People turned away. They looked shocked. Children would point. Adults would point. But mostly, there was pity in their eyes. That…that I just didn’t understand.
One day a few summers ago, as I was walking with my mom to the supermarket, I saw a man in a power scooter trying to maneuver around sidewalk construction. He slowly (and with obvious difficulty) drove around the planks on the ground, getting his back wheel slightly stuck in one of the ditches between the wooden frames. Making his best efforts to find a spot that would grant him safe transportation from the elevated walkway to the street inches below, the man moved his joystick back and forth, searching for the best angle to make his way down. That’s when I heard a click of the tongue beside me that was followed by a deep sigh.
“What, Ma?” I wanted to know.
“It’s just,” she sighed once more. “Look at the poor, poor man!” She practically shouted this, as her ‘discreet voice’ was overridden by her innate Hispanic loudness. “I mean, he isn’t even able to cross the street. Can you imagine that, Meaghan? That’s so sad!”
Her face was full of pity and her eyes were slightly wet. I honestly don’t know if the man in the scooter heard us or if he ever actually made it off that broken sidewalk, but I was filled with so much shame that I just turned around and walked home by myself.

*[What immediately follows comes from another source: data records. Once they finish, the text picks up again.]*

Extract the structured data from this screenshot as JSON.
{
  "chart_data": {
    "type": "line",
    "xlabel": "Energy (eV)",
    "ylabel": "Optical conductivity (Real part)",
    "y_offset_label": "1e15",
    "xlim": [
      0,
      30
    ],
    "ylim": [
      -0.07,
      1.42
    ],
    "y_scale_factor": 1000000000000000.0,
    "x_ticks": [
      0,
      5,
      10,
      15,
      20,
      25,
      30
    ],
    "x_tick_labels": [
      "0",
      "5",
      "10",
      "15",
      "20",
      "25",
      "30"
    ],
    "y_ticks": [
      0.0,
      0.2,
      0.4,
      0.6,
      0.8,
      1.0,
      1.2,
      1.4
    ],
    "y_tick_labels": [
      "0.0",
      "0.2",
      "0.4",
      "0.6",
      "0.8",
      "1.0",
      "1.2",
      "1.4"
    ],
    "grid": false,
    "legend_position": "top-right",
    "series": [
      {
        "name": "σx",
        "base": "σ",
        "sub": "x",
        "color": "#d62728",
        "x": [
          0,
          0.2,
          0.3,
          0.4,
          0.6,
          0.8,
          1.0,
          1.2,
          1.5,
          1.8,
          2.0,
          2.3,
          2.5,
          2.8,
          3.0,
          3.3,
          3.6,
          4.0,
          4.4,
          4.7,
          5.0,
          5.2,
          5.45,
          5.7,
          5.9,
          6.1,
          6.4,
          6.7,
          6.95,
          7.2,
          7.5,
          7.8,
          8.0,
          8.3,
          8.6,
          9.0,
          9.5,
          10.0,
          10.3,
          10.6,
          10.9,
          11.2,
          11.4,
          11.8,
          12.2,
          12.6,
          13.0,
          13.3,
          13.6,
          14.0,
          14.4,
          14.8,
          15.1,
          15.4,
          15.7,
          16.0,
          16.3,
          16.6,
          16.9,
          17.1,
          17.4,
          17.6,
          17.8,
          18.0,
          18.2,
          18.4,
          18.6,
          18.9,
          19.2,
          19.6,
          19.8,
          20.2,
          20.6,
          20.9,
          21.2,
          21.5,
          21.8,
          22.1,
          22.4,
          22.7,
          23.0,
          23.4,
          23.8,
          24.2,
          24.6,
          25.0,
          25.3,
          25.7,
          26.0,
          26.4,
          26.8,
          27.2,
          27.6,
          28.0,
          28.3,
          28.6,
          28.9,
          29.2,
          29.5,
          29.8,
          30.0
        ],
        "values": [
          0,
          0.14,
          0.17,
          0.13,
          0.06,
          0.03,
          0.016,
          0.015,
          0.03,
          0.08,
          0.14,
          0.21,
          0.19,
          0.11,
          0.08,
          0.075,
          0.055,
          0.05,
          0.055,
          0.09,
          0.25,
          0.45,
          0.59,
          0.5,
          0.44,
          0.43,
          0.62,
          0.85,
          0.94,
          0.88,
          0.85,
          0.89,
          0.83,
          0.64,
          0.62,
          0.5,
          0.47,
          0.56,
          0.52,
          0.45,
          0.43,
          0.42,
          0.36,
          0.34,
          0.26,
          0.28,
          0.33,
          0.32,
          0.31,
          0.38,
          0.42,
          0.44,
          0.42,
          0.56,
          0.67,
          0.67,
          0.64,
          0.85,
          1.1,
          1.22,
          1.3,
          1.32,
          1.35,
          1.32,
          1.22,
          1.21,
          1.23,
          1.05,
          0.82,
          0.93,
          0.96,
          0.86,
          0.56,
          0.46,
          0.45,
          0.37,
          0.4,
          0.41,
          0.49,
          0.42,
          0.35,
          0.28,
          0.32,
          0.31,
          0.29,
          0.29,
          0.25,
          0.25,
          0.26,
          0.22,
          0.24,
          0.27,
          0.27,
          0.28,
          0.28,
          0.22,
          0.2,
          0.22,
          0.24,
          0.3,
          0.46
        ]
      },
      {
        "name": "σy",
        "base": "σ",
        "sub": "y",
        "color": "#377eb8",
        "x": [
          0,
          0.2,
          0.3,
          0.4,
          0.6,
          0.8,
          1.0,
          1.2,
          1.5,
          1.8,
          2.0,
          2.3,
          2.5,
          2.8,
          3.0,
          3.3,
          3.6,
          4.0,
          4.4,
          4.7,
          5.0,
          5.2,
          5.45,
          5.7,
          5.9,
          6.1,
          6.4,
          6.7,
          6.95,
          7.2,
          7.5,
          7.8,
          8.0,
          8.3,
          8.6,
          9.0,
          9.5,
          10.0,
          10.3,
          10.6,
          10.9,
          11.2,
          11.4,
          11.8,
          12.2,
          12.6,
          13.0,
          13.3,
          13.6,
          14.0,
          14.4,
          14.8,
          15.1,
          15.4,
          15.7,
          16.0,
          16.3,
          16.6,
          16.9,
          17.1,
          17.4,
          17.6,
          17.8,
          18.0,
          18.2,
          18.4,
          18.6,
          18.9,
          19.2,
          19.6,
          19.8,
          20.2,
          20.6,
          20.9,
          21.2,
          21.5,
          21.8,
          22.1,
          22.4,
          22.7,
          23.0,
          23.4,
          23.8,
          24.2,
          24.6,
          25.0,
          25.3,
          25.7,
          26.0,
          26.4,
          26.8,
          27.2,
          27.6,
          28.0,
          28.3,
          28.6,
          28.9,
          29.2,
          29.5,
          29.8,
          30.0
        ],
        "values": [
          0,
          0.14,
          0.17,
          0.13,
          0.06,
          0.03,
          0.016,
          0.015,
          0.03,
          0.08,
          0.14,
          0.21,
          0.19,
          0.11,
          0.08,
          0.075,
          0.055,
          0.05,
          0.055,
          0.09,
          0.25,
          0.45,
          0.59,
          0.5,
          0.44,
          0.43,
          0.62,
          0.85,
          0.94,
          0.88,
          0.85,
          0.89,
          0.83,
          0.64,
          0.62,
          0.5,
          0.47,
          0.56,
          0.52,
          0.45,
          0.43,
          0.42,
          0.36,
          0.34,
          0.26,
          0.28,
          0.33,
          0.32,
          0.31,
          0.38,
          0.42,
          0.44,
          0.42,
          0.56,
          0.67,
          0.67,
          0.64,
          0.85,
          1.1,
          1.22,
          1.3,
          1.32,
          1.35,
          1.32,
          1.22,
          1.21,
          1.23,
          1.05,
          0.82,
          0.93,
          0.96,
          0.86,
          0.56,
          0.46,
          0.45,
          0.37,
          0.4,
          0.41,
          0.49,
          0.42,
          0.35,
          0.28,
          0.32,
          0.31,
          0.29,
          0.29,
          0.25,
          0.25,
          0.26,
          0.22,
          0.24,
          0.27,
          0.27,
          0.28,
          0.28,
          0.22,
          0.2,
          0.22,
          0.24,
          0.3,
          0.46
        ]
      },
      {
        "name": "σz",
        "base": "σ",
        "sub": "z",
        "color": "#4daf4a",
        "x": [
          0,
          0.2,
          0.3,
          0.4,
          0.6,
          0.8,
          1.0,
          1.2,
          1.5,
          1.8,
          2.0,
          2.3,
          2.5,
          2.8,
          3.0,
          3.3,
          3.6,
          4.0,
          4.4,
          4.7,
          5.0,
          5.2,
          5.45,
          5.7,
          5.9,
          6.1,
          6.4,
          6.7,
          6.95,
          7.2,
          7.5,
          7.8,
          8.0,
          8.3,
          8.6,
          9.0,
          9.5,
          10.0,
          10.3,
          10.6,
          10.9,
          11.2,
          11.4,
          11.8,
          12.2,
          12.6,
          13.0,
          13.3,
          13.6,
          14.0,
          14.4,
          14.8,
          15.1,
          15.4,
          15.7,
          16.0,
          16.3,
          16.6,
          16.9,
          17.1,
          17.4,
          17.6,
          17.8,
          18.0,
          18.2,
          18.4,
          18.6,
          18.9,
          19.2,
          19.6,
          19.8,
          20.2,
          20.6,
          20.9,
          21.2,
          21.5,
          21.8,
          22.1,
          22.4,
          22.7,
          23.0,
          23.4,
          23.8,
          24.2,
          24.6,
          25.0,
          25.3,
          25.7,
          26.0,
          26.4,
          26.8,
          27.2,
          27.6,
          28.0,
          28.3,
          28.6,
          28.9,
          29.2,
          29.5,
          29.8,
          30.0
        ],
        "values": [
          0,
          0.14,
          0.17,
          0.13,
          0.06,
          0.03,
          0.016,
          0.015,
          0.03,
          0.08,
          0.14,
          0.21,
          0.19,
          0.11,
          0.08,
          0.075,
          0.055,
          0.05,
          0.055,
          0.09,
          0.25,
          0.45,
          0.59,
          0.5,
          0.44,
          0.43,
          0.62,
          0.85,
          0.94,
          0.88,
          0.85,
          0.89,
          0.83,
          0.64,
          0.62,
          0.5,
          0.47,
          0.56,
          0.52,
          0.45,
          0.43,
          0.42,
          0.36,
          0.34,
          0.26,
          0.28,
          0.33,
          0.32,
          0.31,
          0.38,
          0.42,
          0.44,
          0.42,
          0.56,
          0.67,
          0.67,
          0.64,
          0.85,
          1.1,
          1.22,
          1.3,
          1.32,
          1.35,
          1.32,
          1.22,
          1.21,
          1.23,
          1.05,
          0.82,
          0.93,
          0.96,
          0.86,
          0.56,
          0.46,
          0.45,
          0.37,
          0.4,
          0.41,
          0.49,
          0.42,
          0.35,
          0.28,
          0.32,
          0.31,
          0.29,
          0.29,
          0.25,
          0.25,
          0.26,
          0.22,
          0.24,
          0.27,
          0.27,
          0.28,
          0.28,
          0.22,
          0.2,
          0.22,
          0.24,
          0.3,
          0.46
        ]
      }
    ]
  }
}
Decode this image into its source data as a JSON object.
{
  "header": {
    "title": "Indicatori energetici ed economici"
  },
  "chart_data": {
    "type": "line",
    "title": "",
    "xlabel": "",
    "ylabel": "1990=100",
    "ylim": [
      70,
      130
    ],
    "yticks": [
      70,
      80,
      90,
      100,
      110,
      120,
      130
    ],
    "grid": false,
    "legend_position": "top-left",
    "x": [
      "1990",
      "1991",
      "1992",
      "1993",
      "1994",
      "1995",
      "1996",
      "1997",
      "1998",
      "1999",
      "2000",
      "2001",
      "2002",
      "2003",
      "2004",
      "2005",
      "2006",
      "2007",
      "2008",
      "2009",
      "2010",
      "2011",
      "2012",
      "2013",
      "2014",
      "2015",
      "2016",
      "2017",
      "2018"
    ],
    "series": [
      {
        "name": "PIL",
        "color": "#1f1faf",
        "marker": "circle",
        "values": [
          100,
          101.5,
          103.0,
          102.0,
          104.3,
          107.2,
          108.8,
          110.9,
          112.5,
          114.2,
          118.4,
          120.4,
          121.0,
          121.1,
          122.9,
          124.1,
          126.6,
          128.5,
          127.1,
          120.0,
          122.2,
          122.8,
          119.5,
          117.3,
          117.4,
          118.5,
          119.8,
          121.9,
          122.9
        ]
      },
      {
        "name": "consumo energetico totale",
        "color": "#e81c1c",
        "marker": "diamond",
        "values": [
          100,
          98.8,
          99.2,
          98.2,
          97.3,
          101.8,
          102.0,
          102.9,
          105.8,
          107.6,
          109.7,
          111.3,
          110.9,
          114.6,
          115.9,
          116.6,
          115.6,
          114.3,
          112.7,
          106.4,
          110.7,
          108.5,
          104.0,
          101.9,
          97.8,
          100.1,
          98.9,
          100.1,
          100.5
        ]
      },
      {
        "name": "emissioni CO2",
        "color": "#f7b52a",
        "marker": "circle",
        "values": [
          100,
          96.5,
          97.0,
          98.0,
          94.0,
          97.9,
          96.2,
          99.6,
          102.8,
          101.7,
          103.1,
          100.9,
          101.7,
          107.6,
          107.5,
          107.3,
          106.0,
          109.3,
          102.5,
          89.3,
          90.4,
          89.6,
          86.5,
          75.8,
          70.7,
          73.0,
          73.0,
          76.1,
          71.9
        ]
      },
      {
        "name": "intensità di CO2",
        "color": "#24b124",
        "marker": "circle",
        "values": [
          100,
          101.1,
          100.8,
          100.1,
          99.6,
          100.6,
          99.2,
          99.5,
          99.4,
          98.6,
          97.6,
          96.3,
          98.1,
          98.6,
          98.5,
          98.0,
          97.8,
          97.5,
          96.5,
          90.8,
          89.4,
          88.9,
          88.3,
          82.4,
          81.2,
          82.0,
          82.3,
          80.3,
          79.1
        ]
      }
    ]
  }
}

I didn’t think that the man deserved to be pitied. Sure, he may have had some difficulty crossing the street when there was a huge obstacle around him, but he would eventually overcome it. Yeah, maybe he’d gone through a great deal more than the average Joe, but that’s what made him awesome and unique, not pitiable.
Though my sister may have a limb difference, she is no less capable of doing things than anyone else. Sometimes the challenges in front of her may be more difficult than they are for me, but that’s what has made her such a strong person over the years. She doesn’t accept when the world tells her “No,” so she decides to answer back with a whopping, “Screw you! I can play guitar if I want to. AND run my own blog. AND work a full-time job. AND still be fabulous doing it all. What’s stopping me? This arm? What?! No! No to you, universe! I can do anything I set my mind on doing.”
And the great part about that all is that she basically does. She’s taught me to be bold and fight for what I want, something I tend to be hesitant about ever doing. Though she may not know it, she guides me and teaches me to be humble and accepting of others.
One of the awesome things that has happened in my life recently is that I found a boyfriend. The amazing guy I met was strangely a little worried that I wouldn’t accept all of him. He thought I knew already, since we’d been friends before and had clearly seen him limping around campus, but I was surprised to discover that he had a club foot as a baby and had to have a surgery that left one foot much smaller and more twisted than the other. I laughed because I couldn’t believe he thought I’d reject that part of him; I actually think it’s cute, to be honest. It’s like a little “Baby Foot,” if I could exhume the nickname. So perhaps I didn’t care because I grew up around a sister whose limb difference taught me about accepting others with each and every part that makes them who they are.
Then again, maybe I didn’t care because it’s nothing worth really caring too much about anyway. It’s just…them.